Each of the three recurrence-guided domain-specific models defined a hazard risk given by \(e^{\left( {{\mathbf{f}}_{{\mathrm{epithelial}}}^{\mathrm{T}}{\mathbf{\beta }}_{{\mathrm{epithelial}}}} \right)}\), \(e^{\left( {{\mathbf{f}}_{{\mathrm{stromal}}}^{\mathrm{T}}{\mathbf{\beta }}_{{\mathrm{stromal}}}} \right)}\), and \(e^{\left( {{\mathbf{f}}_{{\mathrm{epi}} - {\mathrm{stromal}}}^{\mathrm{T}}{\mathbf{\beta }}_{{\mathrm{epi}} - {\mathrm{stromal}}}} \right)}\) for the epithelial, stromal, and epithelial-stromal domains, respectively. SpAn then defined the final overall risk of recurrence model as \(\prod_{s \in S} e^{\left( {{\mathbf{f}}_s^{\mathrm{T}}\beta _s} \right)}\), with S = {epithelial, stromal, epi–stromal}.

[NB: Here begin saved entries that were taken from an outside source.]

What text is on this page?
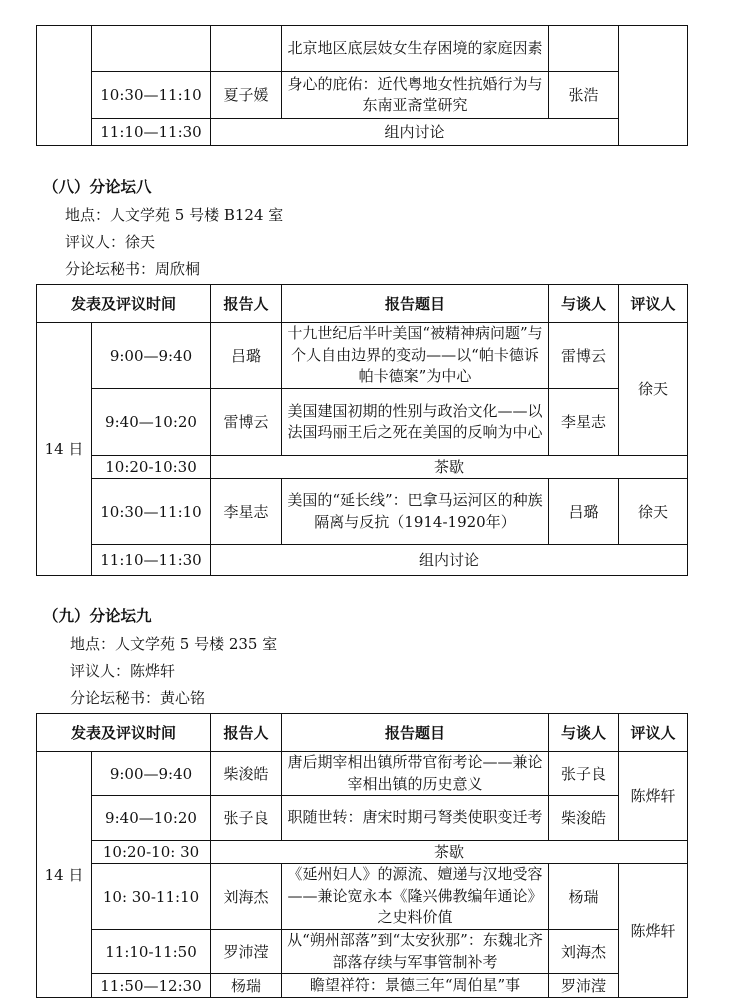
			北京地区底层妓女生存困境的家庭因素		
	10:30—11:10	夏子媛	身心的庇佑：近代粤地女性抗婚行为与东南亚斋堂研究	张浩	
	11:10—11:30	组内讨论			
（八）分论坛八
地点：人文学苑 5 号楼 B124 室
评议人：徐天
分论坛秘书：周欣桐
发表及评议时间		报告人	报告题目	与谈人	评议人
14 日	9:00—9:40	吕璐	十九世纪后半叶美国“被精神病问题”与个人自由边界的变动——以“帕卡德诉帕卡德案”为中心	雷博云	徐天
	9:40—10:20	雷博云	美国建国初期的性别与政治文化——以法国玛丽王后之死在美国的反响为中心	李星志	
	10:20-10:30	茶歇			
	10:30—11:10	李星志	美国的“延长线”：巴拿马运河区的种族隔离与反抗（1914-1920年）	吕璐	徐天
	11:10—11:30	组内讨论			
（九）分论坛九
地点：人文学苑 5 号楼 235 室
评议人：陈烨轩
分论坛秘书：黄心铭
发表及评议时间		报告人	报告题目	与谈人	评议人
14 日	9:00—9:40	柴浚皓	唐后期宰相出镇所带官衔考论——兼论宰相出镇的历史意义	张子良	陈烨轩
	9:40—10:20	张子良	职随世转：唐宋时期弓弩类使职变迁考	柴浚皓	
	10:20-10: 30	茶歇			
	10: 30-11:10	刘海杰	《延州妇人》的源流、嬗递与汉地受容——兼论宽永本《隆兴佛教编年通论》之史料价值	杨瑞	陈烨轩
	11:10-11:50	罗沛滢	从“朔州部落”到“太安狄那”：东魏北齐部落存续与军事管制补考	刘海杰	
	11:50—12:30	杨瑞	瞻望祥符：景德三年“周伯星”事	罗沛滢	
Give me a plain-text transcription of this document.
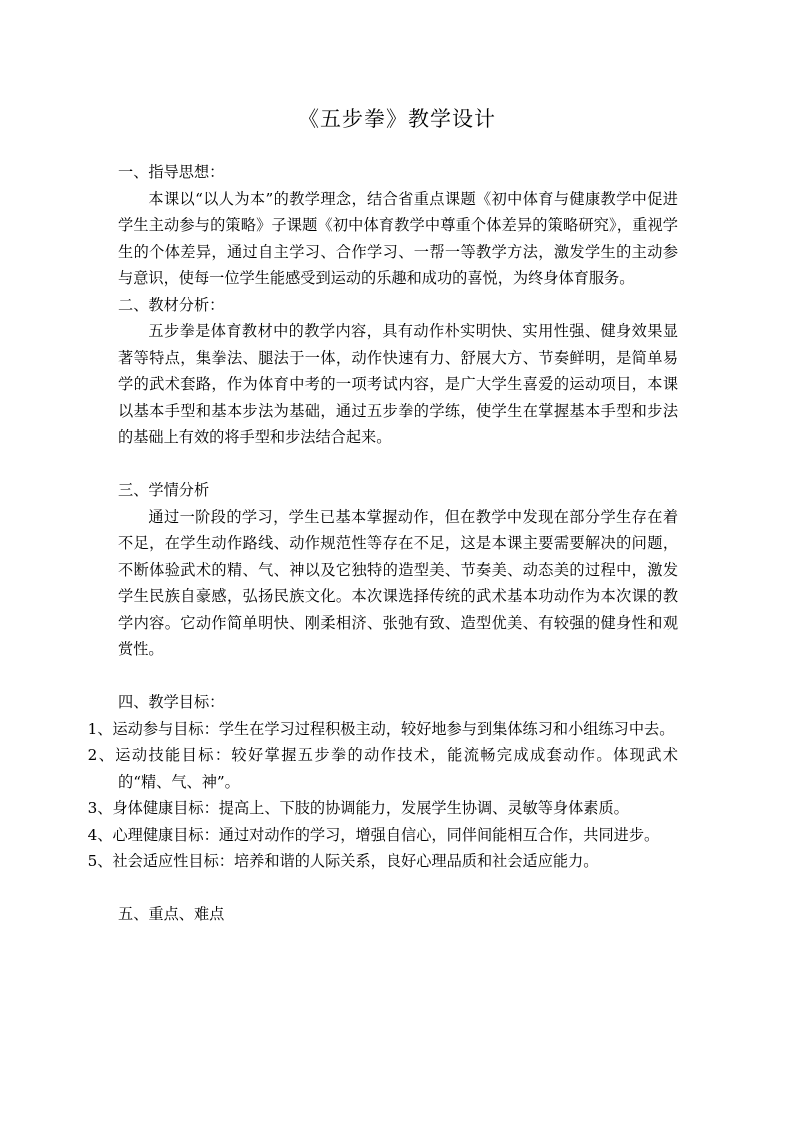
《五步拳》教学设计

一、指导思想：

本课以“以人为本”的教学理念，结合省重点课题《初中体育与健康教学中促进学生主动参与的策略》子课题《初中体育教学中尊重个体差异的策略研究》，重视学生的个体差异，通过自主学习、合作学习、一帮一等教学方法，激发学生的主动参与意识，使每一位学生能感受到运动的乐趣和成功的喜悦，为终身体育服务。

二、教材分析：

五步拳是体育教材中的教学内容，具有动作朴实明快、实用性强、健身效果显著等特点，集拳法、腿法于一体，动作快速有力、舒展大方、节奏鲜明，是简单易学的武术套路，作为体育中考的一项考试内容，是广大学生喜爱的运动项目，本课以基本手型和基本步法为基础，通过五步拳的学练，使学生在掌握基本手型和步法的基础上有效的将手型和步法结合起来。

三、学情分析

通过一阶段的学习，学生已基本掌握动作，但在教学中发现在部分学生存在着不足，在学生动作路线、动作规范性等存在不足，这是本课主要需要解决的问题，不断体验武术的精、气、神以及它独特的造型美、节奏美、动态美的过程中，激发学生民族自豪感，弘扬民族文化。本次课选择传统的武术基本功动作为本次课的教学内容。它动作简单明快、刚柔相济、张弛有致、造型优美、有较强的健身性和观赏性。

四、教学目标：

1、运动参与目标：学生在学习过程积极主动，较好地参与到集体练习和小组练习中去。

2、运动技能目标：较好掌握五步拳的动作技术，能流畅完成成套动作。体现武术的“精、气、神”。

3、身体健康目标：提高上、下肢的协调能力，发展学生协调、灵敏等身体素质。

4、心理健康目标：通过对动作的学习，增强自信心，同伴间能相互合作，共同进步。

5、社会适应性目标：培养和谐的人际关系，良好心理品质和社会适应能力。

五、重点、难点
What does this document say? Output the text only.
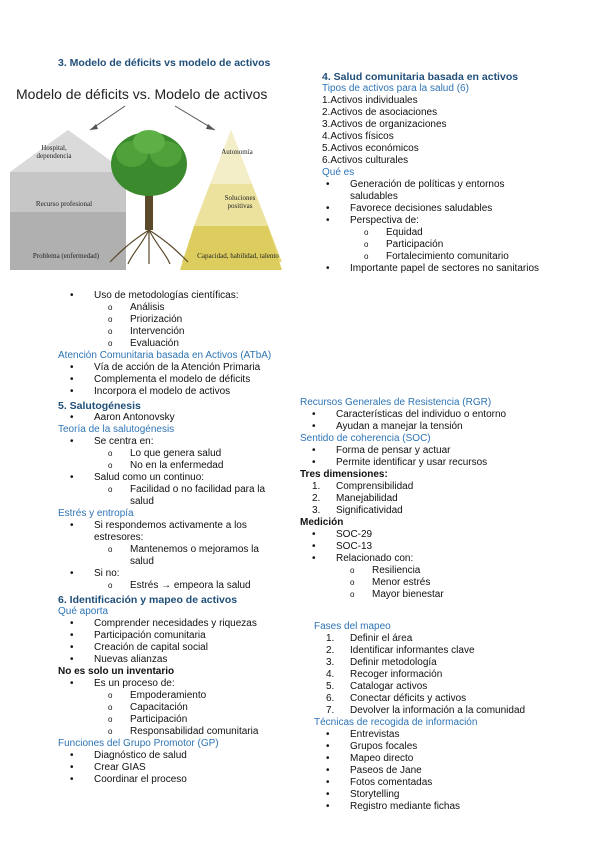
3. Modelo de déficits vs modelo de activos
Modelo de déficits vs. Modelo de activos
Hospital, dependencia
Recurso profesional
Problema (enfermedad)
Autonomía
Soluciones positivas
Capacidad, habilidad, talento
• Uso de metodologías científicas:
o Análisis
o Priorización
o Intervención
o Evaluación
Atención Comunitaria basada en Activos (ATbA)
• Vía de acción de la Atención Primaria
• Complementa el modelo de déficits
• Incorpora el modelo de activos
5. Salutogénesis
• Aaron Antonovsky
Teoría de la salutogénesis
• Se centra en:
o Lo que genera salud
o No en la enfermedad
• Salud como un continuo:
o Facilidad o no facilidad para la salud
Estrés y entropía
• Si respondemos activamente a los estresores:
o Mantenemos o mejoramos la salud
• Si no:
o Estrés → empeora la salud
6. Identificación y mapeo de activos
Qué aporta
• Comprender necesidades y riquezas
• Participación comunitaria
• Creación de capital social
• Nuevas alianzas
No es solo un inventario
• Es un proceso de:
o Empoderamiento
o Capacitación
o Participación
o Responsabilidad comunitaria
Funciones del Grupo Promotor (GP)
• Diagnóstico de salud
• Crear GIAS
• Coordinar el proceso
4. Salud comunitaria basada en activos
Tipos de activos para la salud (6)
1.Activos individuales
2.Activos de asociaciones
3.Activos de organizaciones
4.Activos físicos
5.Activos económicos
6.Activos culturales
Qué es
• Generación de políticas y entornos saludables
• Favorece decisiones saludables
• Perspectiva de:
o Equidad
o Participación
o Fortalecimiento comunitario
• Importante papel de sectores no sanitarios
Recursos Generales de Resistencia (RGR)
• Características del individuo o entorno
• Ayudan a manejar la tensión
Sentido de coherencia (SOC)
• Forma de pensar y actuar
• Permite identificar y usar recursos
Tres dimensiones:
1. Comprensibilidad
2. Manejabilidad
3. Significatividad
Medición
• SOC-29
• SOC-13
• Relacionado con:
o Resiliencia
o Menor estrés
o Mayor bienestar
Fases del mapeo
1. Definir el área
2. Identificar informantes clave
3. Definir metodología
4. Recoger información
5. Catalogar activos
6. Conectar déficits y activos
7. Devolver la información a la comunidad
Técnicas de recogida de información
• Entrevistas
• Grupos focales
• Mapeo directo
• Paseos de Jane
• Fotos comentadas
• Storytelling
• Registro mediante fichas
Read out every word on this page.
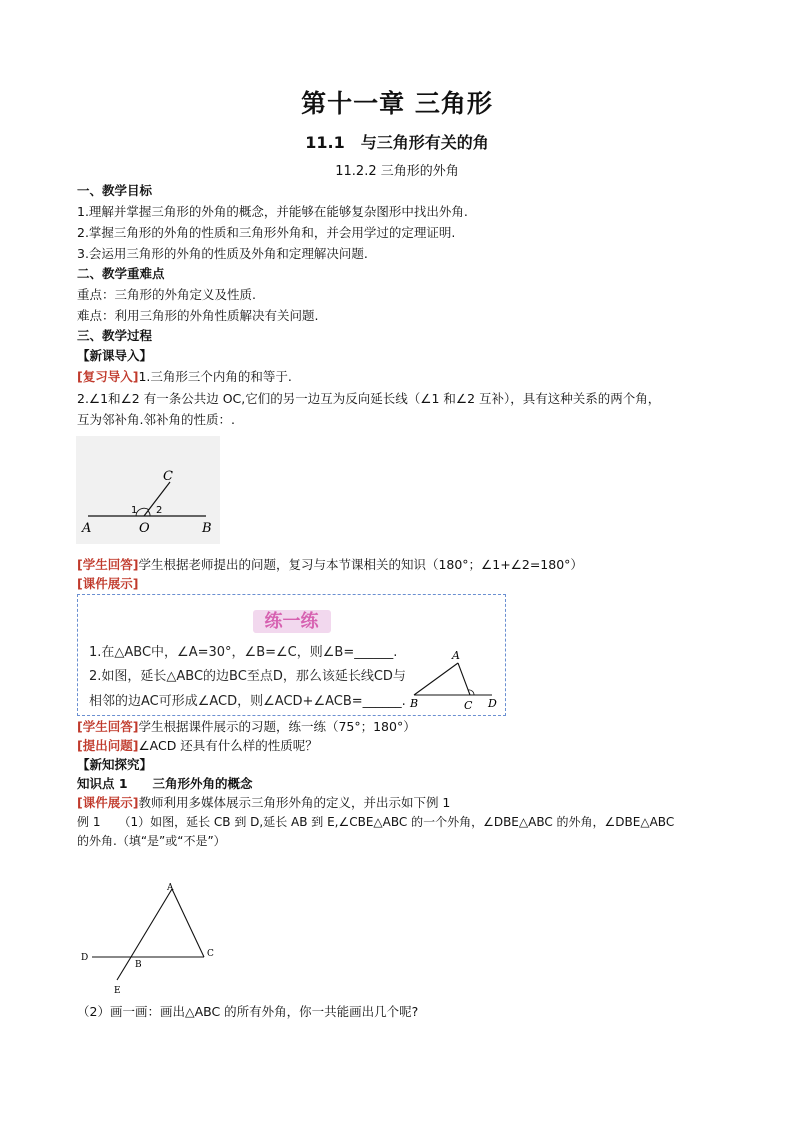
第十一章 三角形
11.1　与三角形有关的角
11.2.2 三角形的外角
一、教学目标
1.理解并掌握三角形的外角的概念，并能够在能够复杂图形中找出外角.
2.掌握三角形的外角的性质和三角形外角和，并会用学过的定理证明.
3.会运用三角形的外角的性质及外角和定理解决问题.
二、教学重难点
重点：三角形的外角定义及性质.
难点：利用三角形的外角性质解决有关问题.
三、教学过程
【新课导入】
[复习导入]1.三角形三个内角的和等于.
2.∠1和∠2 有一条公共边 OC,它们的另一边互为反向延长线（∠1 和∠2 互补），具有这种关系的两个角，
互为邻补角.邻补角的性质：.
C
1 2
A	O	B
[学生回答]学生根据老师提出的问题，复习与本节课相关的知识（180°；∠1+∠2=180°）
[课件展示]
练一练
1.在△ABC中，∠A=30°，∠B=∠C，则∠B=______.
2.如图，延长△ABC的边BC至点D，那么该延长线CD与
相邻的边AC可形成∠ACD，则∠ACD+∠ACB=______.
A
B	C D
[学生回答]学生根据课件展示的习题，练一练（75°；180°）
[提出问题]∠ACD 还具有什么样的性质呢？
【新知探究】
知识点 1　　三角形外角的概念
[课件展示]教师利用多媒体展示三角形外角的定义，并出示如下例 1
例 1　　（1）如图，延长 CB 到 D,延长 AB 到 E,∠CBE△ABC 的一个外角，∠DBE△ABC 的外角，∠DBE△ABC
的外角.（填“是”或“不是”）
A
D
B
C
E
（2）画一画：画出△ABC 的所有外角，你一共能画出几个呢?
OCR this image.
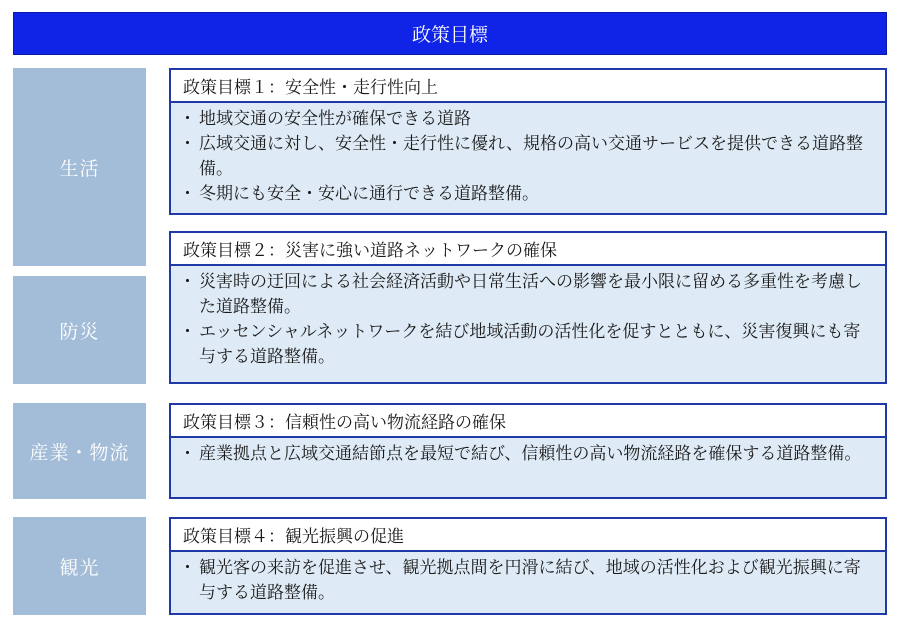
政策目標
生活
防災
産業・物流
観光
政策目標１：安全性・走行性向上
・ 地域交通の安全性が確保できる道路
・ 広域交通に対し、安全性・走行性に優れ、規格の高い交通サービスを提供できる道路整備。
・ 冬期にも安全・安心に通行できる道路整備。
政策目標２：災害に強い道路ネットワークの確保
・ 災害時の迂回による社会経済活動や日常生活への影響を最小限に留める多重性を考慮した道路整備。
・ エッセンシャルネットワークを結び地域活動の活性化を促すとともに、災害復興にも寄与する道路整備。
政策目標３：信頼性の高い物流経路の確保
・ 産業拠点と広域交通結節点を最短で結び、信頼性の高い物流経路を確保する道路整備。
政策目標４：観光振興の促進
・ 観光客の来訪を促進させ、観光拠点間を円滑に結び、地域の活性化および観光振興に寄与する道路整備。
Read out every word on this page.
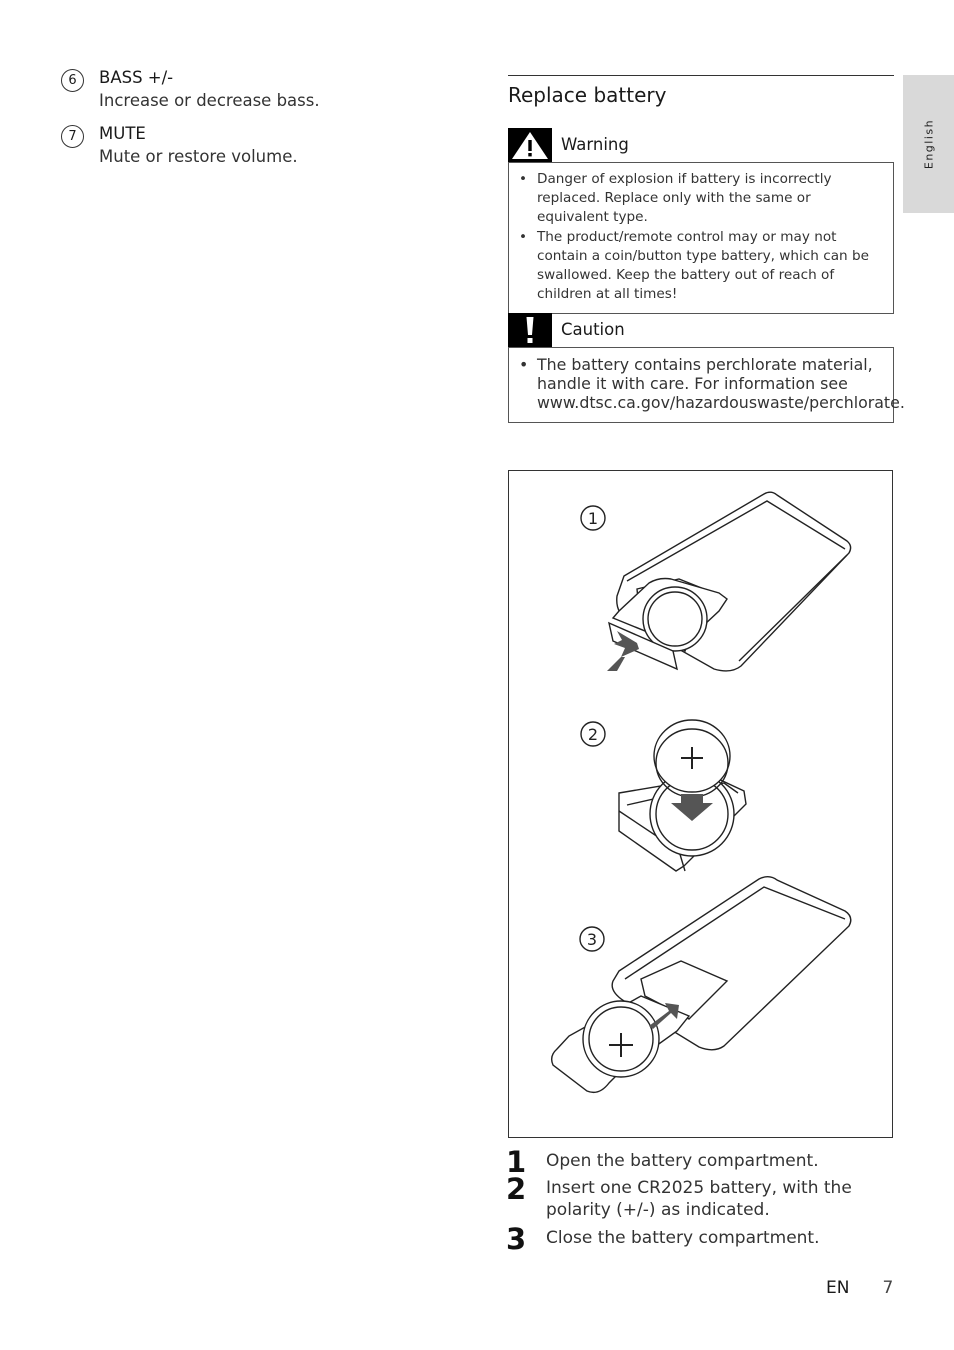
English
6	BASS +/-
Increase or decrease bass.
7	MUTE
Mute or restore volume.
Replace battery
Warning
• Danger of explosion if battery is incorrectly replaced. Replace only with the same or equivalent type.
• The product/remote control may or may not contain a coin/button type battery, which can be swallowed. Keep the battery out of reach of children at all times!
Caution
• The battery contains perchlorate material, handle it with care. For information see www.dtsc.ca.gov/hazardouswaste/perchlorate.
1
2
3
+
1 Open the battery compartment.
2 Insert one CR2025 battery, with the polarity (+/-) as indicated.
3 Close the battery compartment.
EN 7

Partial correlations and spatial-domain networks

For each spatial domain, the selected features identified a set of biomarkers specific to predicting risk of CRC recurrence. SpAn used them to define a space of biomarkers within which partial correlations between every pair was computed by controlling for confounding effect of biomarkers not defining the pair70. The process performed on each patient was as follows: Let the set of biomarkers identified by the selected features be N (≤55). Using the already computed Kendall rank-correlations between the 55 biomarkers, an N × N correlation matrix C corresponding to the N biomarkers was constructed, with small shrinkage-based modification to guarantee its positive definiteness, and therefore, its invertibility. Next, the N × N precision matrix P was computed by inverting C. The partial correlation between any two biomarkers bmi and bmj within the set identified by the selected features, was then computed using \(\rho _{{\mathrm{bm}}_i,{\mathrm{bm}}_{\mathrm{j}}} = \frac{{ - p_{{\mathrm{bm}}_i,{\mathrm{bm}}_j}}}{{\sqrt {p_{{\mathrm{bm}}_i,{\mathrm{bm}}_i} \cdot p_{{\mathrm{bm}}_j,{\mathrm{bm}}_j}} }}\), where \(p_{{\mathrm{bm}}_i,{\mathrm{bm}}_j}\) is the (i,j)th element of the precision matrix P. The partial correlations were performed for all patients and were then separated into two groups corresponding to patients with no evidence of disease and those patients in which CRC recurred. Probability distributions of the partial correlations—on the compact set [−1,1]—within each group were computed and the information distance between these two distributions was computed using the Jensen–Shannon divergence. This information distance defines the differential change in the association—partial correlation—between biomarkers bmi and bmj in the two patient cohorts. Greater the distance, larger the differential change. Repeating this process for all N(N−1)/2 biomarker pairs resulted in the information distance matrices shown in Fig. 5a–c for the three spatial domains. These information distance matrices were thresholded at the 99th percentile resulting in the computationally inferred spatial-domain networks shown in Fig. 5d–f. The high percentile was chosen to ensure that most discriminative networks are captured.

Enrichment analysis

The STRING database44 was queried with the set of proteins identified by the spatial-domain networks generated by thresholding the domain-specific information distance matrices at the 99th percentile, to perform functional enrichment analysis using Fisher’s exact test with multiple testing correction.

Reporting summary

Further information on research design is available in the Nature Research Reporting Summary linked to this article.